= CPFF =

Economic system created during the 2008 Financial crash

Commercial Paper Funding Facility (CPFF) was a system created by the United States Federal Reserve Board during the 2008 financial crisis to improve liquidity in the short-term funding markets. The CPFF was created on 27 October 2008 and funded a special purpose vehicle (SPV) that purchased three-month unsecured and asset-backed commercial paper (CP) from eligible issuers. This resulted in greater availability of credit for firms doing business. It worked under the aegis of the Federal Reserve Bank of New York where the NY Fed finances the purchase of highly rated unsecured and asset-backed commercial paper from eligible issuers via eligible primary dealers. The facility expired February 1, 2010. The final CP purchased matured on April 26, 2010. All CP notes purchased were repaid in full.

== Explanation ==
The CPFF began operations on October 27, 2008 following the collapse of Lehman Brothers and government bailout of AIG and the global credit freeze that ensued. The CPFF method of short-term funding provided liquidity to U.S. issuers of commercial paper through an SPV, which bought unsecured and asset-backed commercial paper for three-month period from eligible issuers with funds made available by the NY Fed. The commercial paper remained in the custody of the SPV until the CP matured. On maturity, the proceeds from commercial paper and other assets were used to repay the loan that was originally taken from the NY Fed. All purchases of the Commercial Papers by the SPV was done through the New York Fed’s primary dealers. This program lent out a total $738 billion before it was closed. 45 out 81 of the companies participating in this program were foreign firms. Research shows that Troubled Asset Relief Program (TARP) recipients were twice as likely to participate in the program than other commercial paper issuers who did not take advantage of the TARP bailout. The Fed incurred no losses from the CPFF.

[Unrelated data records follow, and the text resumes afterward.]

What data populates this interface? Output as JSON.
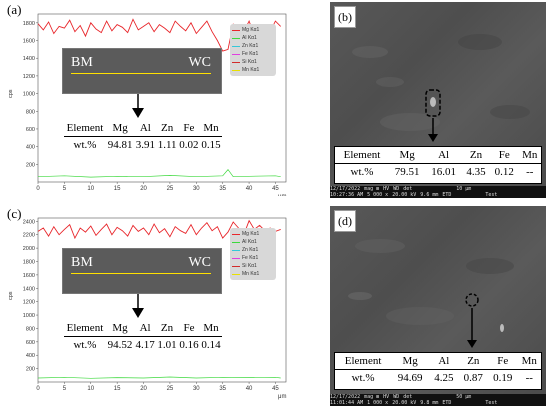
{
  "panels": {
    "a": {
      "label": "(a)",
      "y_axis_label": "cps",
      "x_axis_label": "μm",
      "y_ticks": [
        "1800",
        "1600",
        "1400",
        "1200",
        "1000",
        "800",
        "600",
        "400",
        "200"
      ],
      "x_ticks": [
        "0",
        "5",
        "10",
        "15",
        "20",
        "25",
        "30",
        "35",
        "40",
        "45"
      ],
      "inset": {
        "left_label": "BM",
        "right_label": "WC"
      },
      "legend": [
        "Mg Kα1",
        "Al Kα1",
        "Zn Kα1",
        "Fe Kα1",
        "Si Kα1",
        "Mn Kα1"
      ],
      "table": {
        "headers": [
          "Element",
          "Mg",
          "Al",
          "Zn",
          "Fe",
          "Mn"
        ],
        "row": [
          "wt.%",
          "94.81",
          "3.91",
          "1.11",
          "0.02",
          "0.15"
        ]
      }
    },
    "b": {
      "label": "(b)",
      "table": {
        "headers": [
          "Element",
          "Mg",
          "Al",
          "Zn",
          "Fe",
          "Mn"
        ],
        "row": [
          "wt.%",
          "79.51",
          "16.01",
          "4.35",
          "0.12",
          "--"
        ]
      },
      "info": [
        "12/17/2022",
        "mag ⊞",
        "HV",
        "WD",
        "det",
        "10 μm",
        "10:27:36 AM",
        "5 000 x",
        "20.00 kV",
        "9.6 mm",
        "ETD",
        "Test"
      ]
    },
    "c": {
      "label": "(c)",
      "y_axis_label": "cps",
      "x_axis_label": "μm",
      "y_ticks": [
        "2400",
        "2200",
        "2000",
        "1800",
        "1600",
        "1400",
        "1200",
        "1000",
        "800",
        "600",
        "400",
        "200"
      ],
      "x_ticks": [
        "0",
        "5",
        "10",
        "15",
        "20",
        "25",
        "30",
        "35",
        "40",
        "45"
      ],
      "inset": {
        "left_label": "BM",
        "right_label": "WC"
      },
      "legend": [
        "Mg Kα1",
        "Al Kα1",
        "Zn Kα1",
        "Fe Kα1",
        "Si Kα1",
        "Mn Kα1"
      ],
      "table": {
        "headers": [
          "Element",
          "Mg",
          "Al",
          "Zn",
          "Fe",
          "Mn"
        ],
        "row": [
          "wt.%",
          "94.52",
          "4.17",
          "1.01",
          "0.16",
          "0.14"
        ]
      }
    },
    "d": {
      "label": "(d)",
      "table": {
        "headers": [
          "Element",
          "Mg",
          "Al",
          "Zn",
          "Fe",
          "Mn"
        ],
        "row": [
          "wt.%",
          "94.69",
          "4.25",
          "0.87",
          "0.19",
          "--"
        ]
      },
      "info": [
        "12/17/2022",
        "mag ⊞",
        "HV",
        "WD",
        "det",
        "50 μm",
        "11:01:44 AM",
        "1 000 x",
        "20.00 kV",
        "9.8 mm",
        "ETD",
        "Test"
      ]
    }
  },
  "colors": {
    "mg": "#e8262b",
    "al": "#3dd93d",
    "zn": "#35c8d8",
    "fe": "#e040e0",
    "si": "#d22a2a",
    "mn": "#e8e000"
  },
  "chart_data": [
    {
      "type": "line",
      "xlabel": "μm",
      "ylabel": "cps",
      "xlim": [
        0,
        47
      ],
      "ylim": [
        0,
        1900
      ],
      "series": [
        {
          "name": "Mg Kα1",
          "x": [
            0,
            1,
            2,
            3,
            4,
            5,
            6,
            7,
            8,
            9,
            10,
            11,
            12,
            13,
            14,
            15,
            16,
            17,
            18,
            19,
            20,
            21,
            22,
            23,
            24,
            25,
            26,
            27,
            28,
            29,
            30,
            31,
            32,
            33,
            34,
            35,
            36,
            37,
            38,
            39,
            40,
            41,
            42,
            43,
            44,
            45,
            46
          ],
          "values": [
            1790,
            1720,
            1810,
            1680,
            1760,
            1740,
            1830,
            1700,
            1770,
            1650,
            1800,
            1730,
            1690,
            1820,
            1710,
            1780,
            1750,
            1690,
            1840,
            1720,
            1760,
            1800,
            1700,
            1780,
            1740,
            1690,
            1820,
            1760,
            1710,
            1800,
            1680,
            1750,
            1820,
            1700,
            1600,
            1480,
            1500,
            1780,
            1620,
            1700,
            1820,
            1660,
            1750,
            1780,
            1700,
            1820,
            1760
          ]
        },
        {
          "name": "Al Kα1",
          "x": [
            0,
            5,
            10,
            15,
            20,
            25,
            30,
            35,
            36,
            37,
            40,
            45,
            46
          ],
          "values": [
            60,
            70,
            55,
            65,
            60,
            75,
            60,
            70,
            140,
            60,
            65,
            70,
            60
          ]
        }
      ]
    },
    {
      "type": "line",
      "xlabel": "μm",
      "ylabel": "cps",
      "xlim": [
        0,
        47
      ],
      "ylim": [
        0,
        2450
      ],
      "series": [
        {
          "name": "Mg Kα1",
          "x": [
            0,
            1,
            2,
            3,
            4,
            5,
            6,
            7,
            8,
            9,
            10,
            11,
            12,
            13,
            14,
            15,
            16,
            17,
            18,
            19,
            20,
            21,
            22,
            23,
            24,
            25,
            26,
            27,
            28,
            29,
            30,
            31,
            32,
            33,
            34,
            35,
            36,
            37,
            38,
            39,
            40,
            41,
            42,
            43,
            44,
            45,
            46
          ],
          "values": [
            2250,
            2300,
            2180,
            2320,
            2200,
            2280,
            2350,
            2150,
            2300,
            2240,
            2330,
            2190,
            2280,
            2360,
            2200,
            2310,
            2260,
            2180,
            2340,
            2250,
            2300,
            2200,
            2360,
            2230,
            2290,
            2170,
            2320,
            2260,
            2220,
            2350,
            2200,
            2300,
            2380,
            2260,
            2320,
            2150,
            2240,
            2390,
            2300,
            2200,
            2410,
            2280,
            2340,
            2260,
            2300,
            2250,
            2280
          ]
        },
        {
          "name": "Al Kα1",
          "x": [
            0,
            5,
            10,
            15,
            20,
            25,
            30,
            35,
            40,
            45,
            46
          ],
          "values": [
            60,
            70,
            55,
            65,
            60,
            75,
            60,
            70,
            65,
            70,
            60
          ]
        }
      ]
    }
  ]
}
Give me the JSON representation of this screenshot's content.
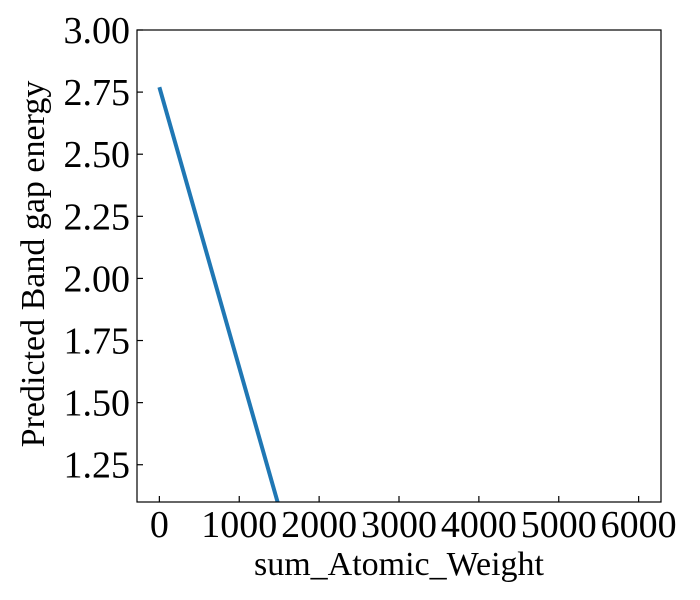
{
  "chart_data": {
    "type": "line",
    "xlabel": "sum_Atomic_Weight",
    "ylabel": "Predicted Band gap energy",
    "xlim": [
      -280,
      6280
    ],
    "ylim": [
      1.1,
      3.0
    ],
    "xticks": [
      0,
      1000,
      2000,
      3000,
      4000,
      5000,
      6000
    ],
    "xtick_labels": [
      "0",
      "1000",
      "2000",
      "3000",
      "4000",
      "5000",
      "6000"
    ],
    "yticks": [
      1.25,
      1.5,
      1.75,
      2.0,
      2.25,
      2.5,
      2.75,
      3.0
    ],
    "ytick_labels": [
      "1.25",
      "1.50",
      "1.75",
      "2.00",
      "2.25",
      "2.50",
      "2.75",
      "3.00"
    ],
    "grid": false,
    "series": [
      {
        "color": "#1f77b4",
        "x": [
          0,
          1480
        ],
        "y": [
          2.77,
          1.1
        ]
      }
    ]
  }
}
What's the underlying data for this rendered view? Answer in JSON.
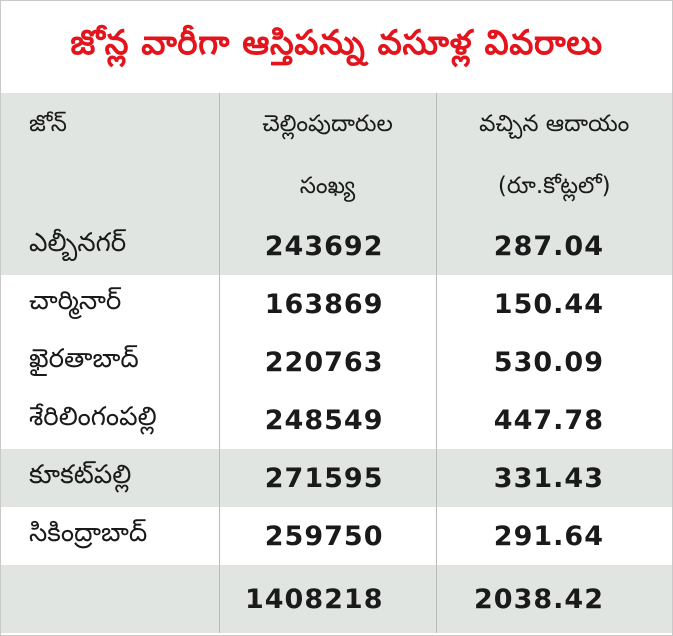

This program was created at the same time that the Federal Deposit Insurance Corporation implemented the Temporary Liquidity Guarantee Program to increase liquidity in inter-bank lending.

== Eligibility ==
Only "Active" U.S. issuers of commercial paper (including those with a foreign parent), were eligible to sell commercial paper to the SPV. Active was defined as having at least three consecutive months of commercial paper outstanding during the period starting January 1, 2008 through August 31, 2008.

The commercial paper had to be rated at least A-1/P-1/F1 by a major nationally recognized statistical rating organization (NRSRO) and, if rated by multiple major NRSROs, must have been rated at least A-1/P-1/F1 by two or more major NRSROs.

As part of the application process to be eligible for this program issuers had to pay a 10 basis point (0.1%) fee based on their maximum CP balance during the active period mentioned above.